This weekend Alaskans wait to learn if the Biden Administration will allow two or three drill pads at the Willow Project in the National Petroleum Reserve-Alaska. But it was this weekend 54 years ago that oil was discovered at on the North Slope at Prudhoe Bay.
Just four years after the Great Alaska Earthquake, which occurred on March 27, 1964, Alaska was still in a rebuilding mode, with construction and reconstruction underway in Southcentral, which took the brunt of the magnitude 9.2 quake.
Up on the North Slope, the largest oil field ever discovered in North America was being drilled at Well #1. The well, drilled by Atlantic Richfield Company and Humble Oil and Refining Company, was confirmed the following year by BP Exploration. A frenzy of growth and development in Alaska ensued as other companies with leases on the North Slope raced to get ready for production. The Prudhoe Bay field became the 18th largest field discovered worldwide. At that time, Alaska’s population was only 285,000.
Prudhoe oil had to wait, however, until the Trans Alaska Pipeline was built to Valdez, which took another nine years. Oil finally flowed in 1977, and by 1979, about 1.5 million barrels were making their way down the Trans Alaska Pipeline System. That rate remained steady until about 1989, when the fields started to slow down.

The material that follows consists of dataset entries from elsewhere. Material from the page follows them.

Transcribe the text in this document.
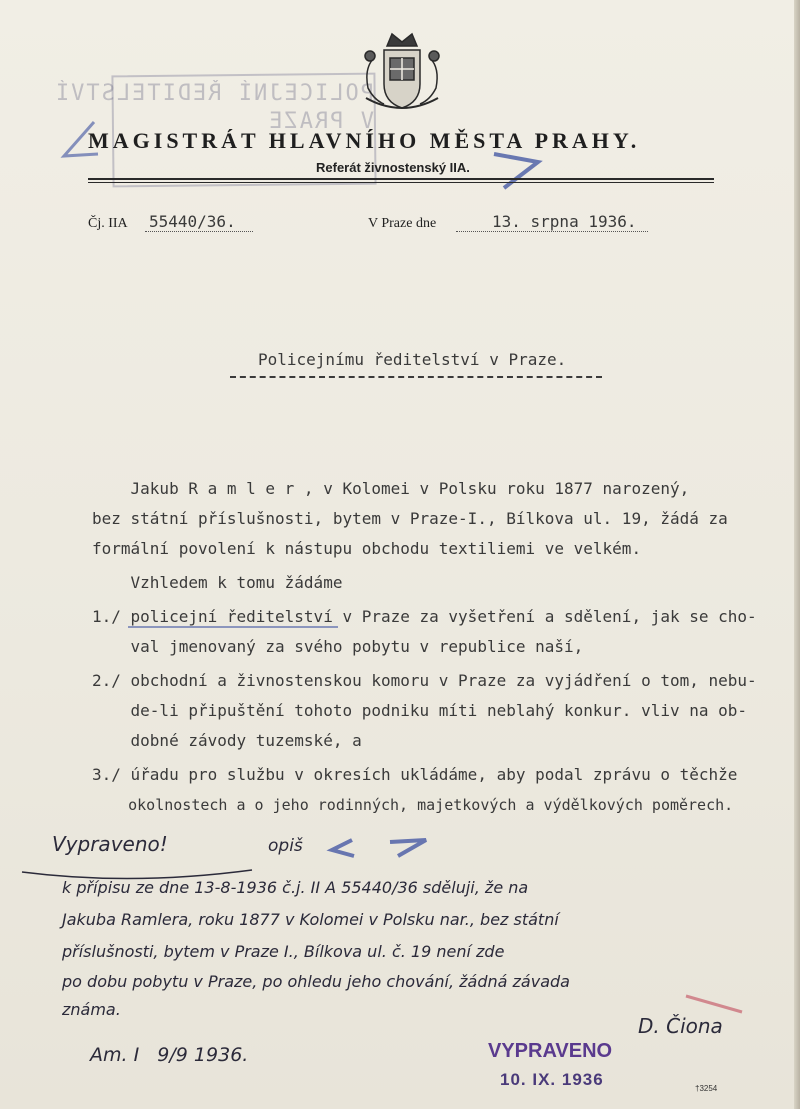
POLICEJNÍ ŘEDITELSTVÍ
V PRAZE
MAGISTRÁT HLAVNÍHO MĚSTA PRAHY.
Referát živnostenský IIA.
Čj. IIA 55440/36.	V Praze dne	13. srpna 1936.
Policejnímu ředitelství v Praze.
Jakub R a m l e r , v Kolomei v Polsku roku 1877 narozený,
bez státní příslušnosti, bytem v Praze-I., Bílkova ul. 19, žádá za
formální povolení k nástupu obchodu textiliemi ve velkém.
Vzhledem k tomu žádáme
1./ policejní ředitelství v Praze za vyšetření a sdělení, jak se cho-
val jmenovaný za svého pobytu v republice naší,
2./ obchodní a živnostenskou komoru v Praze za vyjádření o tom, nebu-
de-li připuštění tohoto podniku míti neblahý konkur. vliv na ob-
dobné závody tuzemské, a
3./ úřadu pro službu v okresích ukládáme, aby podal zprávu o těchže
okolnostech a o jeho rodinných, majetkových a výdělkových poměrech.
Vypraveno!	opiš
k přípisu ze dne 13-8-1936 č.j. II A 55440/36 sděluji, že na
Jakuba Ramlera, roku 1877 v Kolomei v Polsku nar., bez státní
příslušnosti, bytem v Praze I., Bílkova ul. č. 19 není zde
po dobu pobytu v Praze, po ohledu jeho chování, žádná závada
známa.
D. Čiona
Am. I   9/9 1936.	VYPRAVENO
10. IX. 1936	†3254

By 2004, only about 475,000 barrels per day were being produced, and by 2020, the amount was down to 448,000 barrels per day, the lowest level of production since 1976.
25 billion barrels have come through the TAPS system from Prudhoe Bay to Valdez, and the world market beyond. While in 1988 it took 4.5 days for oil to travel the 800-mile pipe, it now takes 18 days.
Fifty-four years after oil was discovered, Alaskans are waiting to see if the president will allow them to continue to send oil down the pipeline, or if he intends to shut it down by starving it of product.
On Friday, the White House leaked the news that President Biden would approve the ConocoPhillips project called Willow, which is on the edge of the National Petroleum Reserve-Alaska. His press secretary, Karine Jean-Pierre, walked it back later that day and said no decision has been made, but that when an announcement comes, it will be from the Interior Department, not the White House.
Alaska depends on oil for its economy, but also for its very survival. In 2020, Alaska consumed more petroleum for electricity generation than any state except Hawaii, according to the Energy Information Association. Oil supplies 16% of Alaska’s utility-scale generation, the third most of any generation source behind natural gas (38%) and hydroelectric power (31%). One-third of the state’s households rely on petroleum products such as fuel oil, kerosene, or propane for heating.
Fun fact: Prudhoe Bay was named by British explorer Sir John Franklin after his classmate and friend Captain Algernon Percy, Baron Prudhoe.
Franklin traveled along the north coast in 1826 from the mouth of the Mackenzie River in Canada almost to Point Barrow in search of the Northwest Passage. There is no indication that Baron Prudhoe, 4th Duke of Northumberland, ever made the trip.